[Python-ideas] Pre-PEP: adding a statistics module to Python

Brandon W Maister bwmaister at gmail.com
Thu Aug 8 00:08:48 CEST 2013


On Wed, Aug 7, 2013 at 4:57 PM, Andrew Barnert <abarnert at yahoo.com> wrote:

> On Aug 7, 2013, at 12:22, Brandon W Maister <bwmaister at gmail.com> wrote:
>
> I agree that the error is the way to go, but what about
> `variance(iterable, one_pass=True)` defaulting to False, with an exception
> that says "Warning: passing an iterable and using the one pass algorithm
> can lead to a slight loss in accuracy" if an iterable is passed in?
>
>
> First, I think you meant "iterator" there, not "iterable". (A list is an
> iterable, but not an iterator.)
>

Oops, you're completely correct.

Second, I'd expect that onepass=True would lead to a loss in accuracy no
> matter what the other argument was.
>
> Finally, if passing onepass=True causes it to raise an exception, why even
> have the option?
>

Sorry, I was unclear: I should have written something more like
`allow_one_pass=True` and defaulting to False. Passing in True would
silence the error, and force users to mean what they say.

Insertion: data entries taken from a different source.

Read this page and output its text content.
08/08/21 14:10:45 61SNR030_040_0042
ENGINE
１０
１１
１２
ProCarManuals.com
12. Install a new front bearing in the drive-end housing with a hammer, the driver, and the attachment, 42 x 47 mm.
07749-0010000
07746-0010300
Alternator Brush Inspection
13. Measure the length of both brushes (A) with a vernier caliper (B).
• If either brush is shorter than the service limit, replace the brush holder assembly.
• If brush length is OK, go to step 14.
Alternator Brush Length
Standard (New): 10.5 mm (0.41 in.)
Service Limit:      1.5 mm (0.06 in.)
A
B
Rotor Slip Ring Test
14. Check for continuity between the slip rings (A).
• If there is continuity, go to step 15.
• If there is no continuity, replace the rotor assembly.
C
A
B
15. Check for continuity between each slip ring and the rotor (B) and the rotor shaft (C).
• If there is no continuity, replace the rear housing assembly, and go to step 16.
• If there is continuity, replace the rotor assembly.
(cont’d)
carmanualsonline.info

I don't feel strongly that it's a _good_ idea: I have never written code
that would need to take advantage of a one pass algorithm, and I have no
idea how common such code would be. If someone is at the point where
they're trying to optimize their variance function they are probably at the
point where they're moving beyond the stdlib anyway?